L’éloge de l’émerveillement…

en 9 pas

 (suite : II - III)

par Jeanne Gerval ARouff *

 

La première partie de ce parcours – Trace 2018 : L’éloge de l’émerveillement**nous amenait à faire les 3 premiers pas ; les parties II et III nous font parcourir les 6 pas suivants, jusqu’à l’éclosion de nos propres traces, comme dans une danse qui s’enroule en elle-même pour mieux exploser hors toutes limites. Une initiation, sans doute, dans le chemin qui mène à la conscience, par le biais de l’art – cet art majeur qui fait converger le naturel et l’artificiel, puisque tout dans ce qui « naturellement » nous entoure est symbole, trace, totem indicateur – tout comme tout ce que nous produisons par « artefax » trahit ce que nous sommes, en bonne comme en mauvaise part. Ce petit éloge de l’émerveillement est en fait, comme l’auteure l’avoue elle-même, plutôt un traité de l’éveil, sachant qu’en s’émerveillant, on sort du sommeil dogmatique de la pensée préformatée pour rentrer dans la présence éveillée à l’Être.
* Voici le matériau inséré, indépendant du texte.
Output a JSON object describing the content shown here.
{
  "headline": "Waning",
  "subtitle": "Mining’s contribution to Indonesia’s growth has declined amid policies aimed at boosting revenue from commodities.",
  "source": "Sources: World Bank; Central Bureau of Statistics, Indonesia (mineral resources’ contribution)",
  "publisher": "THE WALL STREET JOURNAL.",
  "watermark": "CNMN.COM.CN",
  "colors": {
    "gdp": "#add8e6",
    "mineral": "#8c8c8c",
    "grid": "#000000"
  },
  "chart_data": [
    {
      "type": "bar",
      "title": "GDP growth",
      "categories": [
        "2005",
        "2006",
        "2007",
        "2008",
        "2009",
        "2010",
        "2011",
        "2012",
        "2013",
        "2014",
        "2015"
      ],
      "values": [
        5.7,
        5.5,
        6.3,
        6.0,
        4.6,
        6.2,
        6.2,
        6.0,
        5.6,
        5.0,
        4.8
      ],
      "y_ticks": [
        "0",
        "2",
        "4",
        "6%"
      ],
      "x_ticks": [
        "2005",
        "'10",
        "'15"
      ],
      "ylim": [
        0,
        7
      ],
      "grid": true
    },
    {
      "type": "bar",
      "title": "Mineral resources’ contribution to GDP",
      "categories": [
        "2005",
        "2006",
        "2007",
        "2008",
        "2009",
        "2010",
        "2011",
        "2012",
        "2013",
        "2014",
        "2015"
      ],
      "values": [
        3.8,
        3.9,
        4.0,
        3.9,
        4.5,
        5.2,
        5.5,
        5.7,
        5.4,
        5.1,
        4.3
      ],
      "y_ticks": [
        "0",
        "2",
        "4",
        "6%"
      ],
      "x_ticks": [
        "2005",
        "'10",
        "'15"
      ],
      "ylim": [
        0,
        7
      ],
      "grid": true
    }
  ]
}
L’art de Jeanne est un art de révélation, pas dans l’emphase mais dans l’humilité.

Les traces comme signes et symboles se retrouvent dans une démarche omniprésente dès les débuts de l’artiste en 1972, comme par exemple dans : Osmose 1972, La Doublure ou Abba dans le miroir 1974, exécutés avec la photo et des techniques associées comme matériaux, Jazz at Preservation Hall 1986, son Livre-objet : Le livre du temps 1982-1993, ou enfin le thème de l'exposition 1987: TRACE. Faisant appel à l'interdisciplinarité, elle s’approprie des empreintes sur différents supports, comme par exemple dans Vestiges 1983 : traces du corps sur bande plâtrée ; Memories forever ours 1983: disque dur, vinyl, avec photocopies sur fond de peinture sur plateau de bois ; Sample repetition 1986. The City that never sleeps 1986-1987, Black Presence 1987 - Hommage à Almeta Speaks : empreintes de pas comme signe distinctif. Suivront Marronnage et Liberté 1989 ; Cadran solaire (Time Series) 1989 ; lors de l'accession de l'île au statut de République: Une pour tous 1992, avec recours aux empreintes de lettres d'imprimerie ; L'île multipliée 1984, empreintes reflétées dans le miroir ; Totem 2018 : traces du temps, de l'eau, de l'encre, des rayures de la vie, des textures du bois, empreintes de lettres d'imprimerie ; Le temps était comme arrêté - un cheminement en 9 pas (comptant Le Livre du temps II) 11 - 15 août 2018 - Traces du temps et autres (voir dans Francopolis de septembre-octobre 2018).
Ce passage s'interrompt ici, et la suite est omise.